The majority of the Japanese surgeons perform a three-field lymphadenectomy for middle and high in the esophagus located SCC, whereas the common procedure in the WW is to perform a two-field LN. In Japan, surgeons initiated the intervention with bilateral neck dissection, with control of both recurrent laryngeal nerves. During lymphadenectomy, preservation of the recurrent nerves is essential and careful dissection, especially on the left side, is important in avoiding a traumatic dissection and traction.

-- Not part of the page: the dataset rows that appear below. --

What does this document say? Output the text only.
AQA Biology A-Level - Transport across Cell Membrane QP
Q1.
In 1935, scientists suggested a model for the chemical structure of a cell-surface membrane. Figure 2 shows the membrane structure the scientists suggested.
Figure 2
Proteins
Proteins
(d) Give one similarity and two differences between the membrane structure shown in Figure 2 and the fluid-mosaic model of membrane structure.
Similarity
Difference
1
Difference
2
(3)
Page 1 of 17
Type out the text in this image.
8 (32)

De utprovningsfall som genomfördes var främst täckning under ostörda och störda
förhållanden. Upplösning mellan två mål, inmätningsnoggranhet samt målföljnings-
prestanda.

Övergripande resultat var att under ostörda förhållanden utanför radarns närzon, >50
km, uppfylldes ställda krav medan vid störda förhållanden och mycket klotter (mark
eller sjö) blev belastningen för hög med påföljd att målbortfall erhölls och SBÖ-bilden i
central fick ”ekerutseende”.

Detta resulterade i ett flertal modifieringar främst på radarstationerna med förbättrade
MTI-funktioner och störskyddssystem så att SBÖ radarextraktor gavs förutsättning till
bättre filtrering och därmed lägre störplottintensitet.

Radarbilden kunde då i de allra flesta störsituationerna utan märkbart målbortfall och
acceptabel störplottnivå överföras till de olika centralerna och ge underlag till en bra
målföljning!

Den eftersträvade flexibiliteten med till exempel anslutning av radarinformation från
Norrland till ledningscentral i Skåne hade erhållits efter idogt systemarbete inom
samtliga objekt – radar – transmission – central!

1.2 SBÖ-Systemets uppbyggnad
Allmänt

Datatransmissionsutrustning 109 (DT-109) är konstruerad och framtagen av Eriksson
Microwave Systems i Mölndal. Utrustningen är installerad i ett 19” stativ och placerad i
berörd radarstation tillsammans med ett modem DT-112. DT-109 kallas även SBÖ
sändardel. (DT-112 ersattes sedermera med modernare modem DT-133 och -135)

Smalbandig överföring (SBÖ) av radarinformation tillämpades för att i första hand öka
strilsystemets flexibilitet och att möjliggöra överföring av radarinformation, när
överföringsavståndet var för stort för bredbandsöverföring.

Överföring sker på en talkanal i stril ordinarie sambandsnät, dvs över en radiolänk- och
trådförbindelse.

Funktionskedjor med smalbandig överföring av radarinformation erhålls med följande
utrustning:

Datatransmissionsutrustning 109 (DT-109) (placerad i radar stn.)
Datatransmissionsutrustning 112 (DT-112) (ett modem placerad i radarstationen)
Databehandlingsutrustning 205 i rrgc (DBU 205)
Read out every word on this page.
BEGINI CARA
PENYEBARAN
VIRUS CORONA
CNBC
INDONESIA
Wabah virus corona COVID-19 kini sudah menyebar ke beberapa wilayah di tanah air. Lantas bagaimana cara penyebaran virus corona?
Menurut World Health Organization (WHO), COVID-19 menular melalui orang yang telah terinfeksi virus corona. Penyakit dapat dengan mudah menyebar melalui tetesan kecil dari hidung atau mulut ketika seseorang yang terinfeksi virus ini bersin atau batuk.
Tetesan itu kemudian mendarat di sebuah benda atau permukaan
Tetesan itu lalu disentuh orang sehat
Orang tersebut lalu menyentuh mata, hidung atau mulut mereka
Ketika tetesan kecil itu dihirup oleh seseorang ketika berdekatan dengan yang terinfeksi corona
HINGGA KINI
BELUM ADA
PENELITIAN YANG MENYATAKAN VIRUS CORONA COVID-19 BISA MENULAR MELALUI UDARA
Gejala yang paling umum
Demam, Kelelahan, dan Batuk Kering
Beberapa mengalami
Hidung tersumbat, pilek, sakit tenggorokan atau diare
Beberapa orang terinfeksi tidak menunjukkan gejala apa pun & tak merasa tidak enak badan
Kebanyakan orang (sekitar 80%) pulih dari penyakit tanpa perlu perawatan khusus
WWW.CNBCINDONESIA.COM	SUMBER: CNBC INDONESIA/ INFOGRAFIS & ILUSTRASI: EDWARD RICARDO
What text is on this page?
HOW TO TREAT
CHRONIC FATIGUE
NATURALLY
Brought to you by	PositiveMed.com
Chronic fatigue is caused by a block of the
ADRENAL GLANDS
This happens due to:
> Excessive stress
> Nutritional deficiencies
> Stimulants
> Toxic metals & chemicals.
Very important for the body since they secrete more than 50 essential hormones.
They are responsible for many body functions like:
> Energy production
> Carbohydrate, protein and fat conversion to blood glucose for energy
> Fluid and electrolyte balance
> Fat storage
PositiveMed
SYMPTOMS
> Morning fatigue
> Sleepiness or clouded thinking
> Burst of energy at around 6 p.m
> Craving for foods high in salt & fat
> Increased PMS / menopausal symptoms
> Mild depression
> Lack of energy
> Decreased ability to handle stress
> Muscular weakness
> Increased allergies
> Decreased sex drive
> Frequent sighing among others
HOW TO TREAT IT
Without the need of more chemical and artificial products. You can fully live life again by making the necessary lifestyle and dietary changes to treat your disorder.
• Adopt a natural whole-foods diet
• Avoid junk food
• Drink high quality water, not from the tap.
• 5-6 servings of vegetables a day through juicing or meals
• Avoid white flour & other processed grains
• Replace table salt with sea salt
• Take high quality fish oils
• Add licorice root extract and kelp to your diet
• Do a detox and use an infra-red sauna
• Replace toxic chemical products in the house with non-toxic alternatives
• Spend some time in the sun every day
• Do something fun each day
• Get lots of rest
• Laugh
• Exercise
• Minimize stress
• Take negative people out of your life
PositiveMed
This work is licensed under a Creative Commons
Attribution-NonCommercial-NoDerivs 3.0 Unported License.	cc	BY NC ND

No damage of the recurrent laryngeal nerves was seen during the operations in this series, but clinically two palsies and one temporary neuropraxia of the left nerve were observed. Moreover, the numbers of pulmonary infections and anastomotic leakages in the neck are according to the observed in the TIME trial [ 25 ]. The use of neoadjuvant chemoradiotherapy does not harm the dissection, and the lymph nodes numbers obtained in this area are considered adequate even if the neoadjuvant chemoradiotherapy is known to reduce the numbers of total lymph nodes removed, possibly having more prognostic than therapeutic value [ 22 , 31 ].
Questions arise whether the prone position of the patient will generate all these advantages in comparison with the thoracoscopy in lateral position.
Kawakubo et al. They described this position as optimal because the lateral decubitus and prone positions can be achieved by rotating the surgical table. They found that if the prone position is adequate for dissection of the middle and lower mediastinum, then the lateral position is better for the upper mediastinum, especially around the left recurrent laryngeal nerve. Moreover, to perform the thoracic phase of the robot-assisted esophageal resection RAMIE the patient is also positioned from the decubitus into this semiprone position in order to work optimally with the robot and at the same time visualize correctly the upper part of the mediastinum [ 33 ].
The pertaining comprehensive description is significant. First, it defines the anatomical structures and landmarks for the optimal esophageal resection and lymphadenectomy if indication exists for this on the upper mediastinum.